Beaucoup des voix et non des moindres, dont celles d’illustres personnalités, s’élèvent pour proposer le Fédéralisme comme solution aux problèmes du Tchad et à travers ce texte, nous aimerions apporter notre modeste contribution à cet intéressant débat, qui oppose ceux qui approuvent à ceux qui rejettent cette idée.
Les thèses les plus diverses, aussi valables les unes que les autres sur le fédéralisme n’ont pas manqué d’inonder, par une production littéraire abondante, la sphère politico-médiatique, à travers les réseaux sociaux, les séminaires, les conférences, (…). Certains s’essaient même à dessiner la carte fédérale à 6, 7, 9 Etats fédérés sans en définir les critères et surtout en partant sur une base purement géographique, au risque de se voir rappeler de rééditer le reproche fait à la conférence de Berlin d’avoir balkanisé l’Afrique en traçant des frontières à la règle droite.
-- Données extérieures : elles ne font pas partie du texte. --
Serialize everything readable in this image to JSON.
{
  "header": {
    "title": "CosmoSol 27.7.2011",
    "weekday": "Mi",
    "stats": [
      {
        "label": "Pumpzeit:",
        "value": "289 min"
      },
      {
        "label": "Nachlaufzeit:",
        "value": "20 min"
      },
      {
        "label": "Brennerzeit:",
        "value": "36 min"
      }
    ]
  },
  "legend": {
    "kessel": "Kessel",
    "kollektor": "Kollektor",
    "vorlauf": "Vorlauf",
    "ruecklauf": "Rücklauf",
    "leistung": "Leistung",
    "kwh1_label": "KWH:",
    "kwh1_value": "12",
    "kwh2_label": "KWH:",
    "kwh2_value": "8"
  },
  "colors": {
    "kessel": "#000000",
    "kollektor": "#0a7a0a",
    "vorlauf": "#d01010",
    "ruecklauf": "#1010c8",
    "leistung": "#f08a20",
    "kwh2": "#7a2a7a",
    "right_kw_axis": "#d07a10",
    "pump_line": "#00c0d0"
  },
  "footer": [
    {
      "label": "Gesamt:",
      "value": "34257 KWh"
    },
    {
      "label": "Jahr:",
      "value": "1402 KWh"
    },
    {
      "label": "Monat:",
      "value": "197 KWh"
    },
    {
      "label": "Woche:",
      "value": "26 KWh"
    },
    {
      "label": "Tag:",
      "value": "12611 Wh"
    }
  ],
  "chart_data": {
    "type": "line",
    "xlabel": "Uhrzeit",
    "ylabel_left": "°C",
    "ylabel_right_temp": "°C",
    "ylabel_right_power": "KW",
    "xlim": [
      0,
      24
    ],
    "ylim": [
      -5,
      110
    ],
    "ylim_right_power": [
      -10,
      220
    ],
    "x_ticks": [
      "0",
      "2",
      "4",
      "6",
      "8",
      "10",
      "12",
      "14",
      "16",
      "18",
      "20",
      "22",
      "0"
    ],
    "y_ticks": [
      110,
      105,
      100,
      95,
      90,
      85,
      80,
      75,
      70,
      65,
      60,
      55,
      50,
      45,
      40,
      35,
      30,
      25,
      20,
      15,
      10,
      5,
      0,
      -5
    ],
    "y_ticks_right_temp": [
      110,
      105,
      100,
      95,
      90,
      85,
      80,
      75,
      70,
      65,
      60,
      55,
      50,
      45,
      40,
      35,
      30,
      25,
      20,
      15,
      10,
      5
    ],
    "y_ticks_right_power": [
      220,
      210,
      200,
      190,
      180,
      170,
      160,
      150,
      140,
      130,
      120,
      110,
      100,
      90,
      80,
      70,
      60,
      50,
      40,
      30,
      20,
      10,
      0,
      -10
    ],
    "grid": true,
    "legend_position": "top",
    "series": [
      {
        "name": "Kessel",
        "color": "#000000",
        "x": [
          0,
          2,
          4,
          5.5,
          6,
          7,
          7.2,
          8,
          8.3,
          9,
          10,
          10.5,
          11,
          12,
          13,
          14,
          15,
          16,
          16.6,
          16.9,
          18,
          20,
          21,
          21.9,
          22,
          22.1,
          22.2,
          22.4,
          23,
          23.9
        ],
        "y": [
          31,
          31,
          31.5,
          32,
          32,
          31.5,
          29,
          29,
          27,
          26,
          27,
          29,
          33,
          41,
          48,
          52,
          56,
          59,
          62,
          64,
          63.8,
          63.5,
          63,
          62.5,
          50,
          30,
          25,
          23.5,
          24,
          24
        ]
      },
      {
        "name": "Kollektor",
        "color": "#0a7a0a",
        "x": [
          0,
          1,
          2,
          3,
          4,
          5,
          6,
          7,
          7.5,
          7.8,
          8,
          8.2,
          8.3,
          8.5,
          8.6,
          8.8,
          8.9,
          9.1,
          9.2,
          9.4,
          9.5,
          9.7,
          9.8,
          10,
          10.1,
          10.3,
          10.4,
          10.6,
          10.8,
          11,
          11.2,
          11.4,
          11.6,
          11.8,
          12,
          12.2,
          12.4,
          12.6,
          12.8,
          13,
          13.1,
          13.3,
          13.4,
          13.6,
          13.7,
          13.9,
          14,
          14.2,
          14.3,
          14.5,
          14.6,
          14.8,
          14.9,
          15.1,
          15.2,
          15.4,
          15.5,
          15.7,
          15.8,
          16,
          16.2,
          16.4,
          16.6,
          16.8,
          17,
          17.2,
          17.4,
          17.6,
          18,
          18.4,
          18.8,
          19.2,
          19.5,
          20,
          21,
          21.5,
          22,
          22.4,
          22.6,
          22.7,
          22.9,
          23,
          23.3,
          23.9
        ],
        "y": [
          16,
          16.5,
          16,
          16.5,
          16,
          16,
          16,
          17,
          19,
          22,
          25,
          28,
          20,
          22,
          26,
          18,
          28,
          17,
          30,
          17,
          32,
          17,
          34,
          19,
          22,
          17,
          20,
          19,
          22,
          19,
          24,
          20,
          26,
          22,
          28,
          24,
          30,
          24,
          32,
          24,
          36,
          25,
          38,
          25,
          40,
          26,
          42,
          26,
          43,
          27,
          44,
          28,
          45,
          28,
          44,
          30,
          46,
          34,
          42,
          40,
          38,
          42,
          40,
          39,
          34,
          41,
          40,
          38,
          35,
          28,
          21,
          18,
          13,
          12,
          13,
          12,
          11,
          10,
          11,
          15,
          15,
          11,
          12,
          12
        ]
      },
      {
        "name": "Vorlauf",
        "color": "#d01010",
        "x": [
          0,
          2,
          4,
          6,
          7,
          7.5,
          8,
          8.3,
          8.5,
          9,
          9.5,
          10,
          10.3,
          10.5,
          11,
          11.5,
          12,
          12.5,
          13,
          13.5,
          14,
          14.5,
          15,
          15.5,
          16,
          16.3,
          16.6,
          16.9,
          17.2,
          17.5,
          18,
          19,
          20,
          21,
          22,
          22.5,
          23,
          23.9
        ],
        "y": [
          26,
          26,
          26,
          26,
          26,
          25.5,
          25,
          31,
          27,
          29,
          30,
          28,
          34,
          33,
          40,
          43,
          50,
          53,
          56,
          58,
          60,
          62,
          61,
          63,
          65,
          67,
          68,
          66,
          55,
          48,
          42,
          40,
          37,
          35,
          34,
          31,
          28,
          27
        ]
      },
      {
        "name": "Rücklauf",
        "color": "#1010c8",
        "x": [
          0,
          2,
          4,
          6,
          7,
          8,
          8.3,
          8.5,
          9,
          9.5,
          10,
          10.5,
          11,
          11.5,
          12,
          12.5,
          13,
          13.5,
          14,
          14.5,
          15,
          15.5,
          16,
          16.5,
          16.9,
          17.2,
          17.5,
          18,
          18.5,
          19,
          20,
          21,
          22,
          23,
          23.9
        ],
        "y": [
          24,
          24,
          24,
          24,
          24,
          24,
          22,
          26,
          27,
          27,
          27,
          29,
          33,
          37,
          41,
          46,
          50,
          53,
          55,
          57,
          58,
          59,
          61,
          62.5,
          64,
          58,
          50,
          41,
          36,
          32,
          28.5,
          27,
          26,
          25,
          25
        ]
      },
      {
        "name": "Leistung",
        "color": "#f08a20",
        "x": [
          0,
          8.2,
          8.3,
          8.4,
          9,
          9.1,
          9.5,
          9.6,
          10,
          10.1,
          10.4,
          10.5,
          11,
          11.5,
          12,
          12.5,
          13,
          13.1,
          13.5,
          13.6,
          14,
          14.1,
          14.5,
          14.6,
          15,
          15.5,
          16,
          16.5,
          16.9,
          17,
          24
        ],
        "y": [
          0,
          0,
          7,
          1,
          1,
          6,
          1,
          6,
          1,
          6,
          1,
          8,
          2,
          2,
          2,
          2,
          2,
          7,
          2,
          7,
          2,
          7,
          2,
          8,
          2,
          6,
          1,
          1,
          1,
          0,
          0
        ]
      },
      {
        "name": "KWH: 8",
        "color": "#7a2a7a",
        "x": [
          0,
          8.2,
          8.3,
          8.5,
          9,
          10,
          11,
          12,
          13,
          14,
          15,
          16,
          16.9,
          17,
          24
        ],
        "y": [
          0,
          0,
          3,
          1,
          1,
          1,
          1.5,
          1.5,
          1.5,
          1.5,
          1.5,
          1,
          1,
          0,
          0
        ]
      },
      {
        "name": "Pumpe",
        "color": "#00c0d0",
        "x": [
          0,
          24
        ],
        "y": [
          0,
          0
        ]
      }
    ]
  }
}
Des exemples réussis d’Etats fédéraux de part le monde peuvent être cités tout comme à l’opposé, peuvent être désignés des modèles d’organisation d’Etats unitaires donnant largement satisfaction à leur population. La fédération américaine, malgré l’irruption d’un Trump, n’a rien à voir avec la fédération de Russie, tout comme les Etats unitaires de Corée du nord et de Corée du sud n’ont rien en commun. Alors, la question que l’on doit se poser n’est pas celle de la FORME de l’Etat aussi pertinente qu’elle puisse paraître mais celle plus appropriée, à notre humble avis, de l’ETAT même, sa définition, sa gestion, son contenu, ses missions et ce qu’il recouvre. Et, la question sous-jacente est celle de la participation pleine, entière et efficace, c’est à dire Souveraine des citoyens à la gestion de cet Etat. Cette Souveraineté implique que le gouvernement et les institutions soient acceptés et voulus librement par l’ensemble des populations. Et que ceux qui auraient été désignés par les populations aient par ailleurs les qualités requises et des valeurs pour diriger et animer cet Etat pour leur compte.
Les populations attendent donc de l’Etat l’accomplissement de toutes les fonctions régaliennes et qu’il les exerce dans le sens de l’intérêt général ; elles ont besoin d’écoles et des enseignants, des hôpitaux et des soignants, des infrastructures énergétiques, routières, agricoles et pastorales, etc. S’impose alors à l’Etat une bonne gouvernance qui se fonde sur les principes de gestion responsable des affaires publiques et des ressources publiques. Tous ces principes et d’autres tout aussi importants, comme par exemple des élections conformes au droit où toutes les voix sont entendues, le respect et la protection des droits de l’homme, la lutte contre toute forme de discrimination, la promotion de la richesse qu’est la diversité, figurent bel et bien dans toutes les Constitutions, qui est la Loi suprême et souveraine.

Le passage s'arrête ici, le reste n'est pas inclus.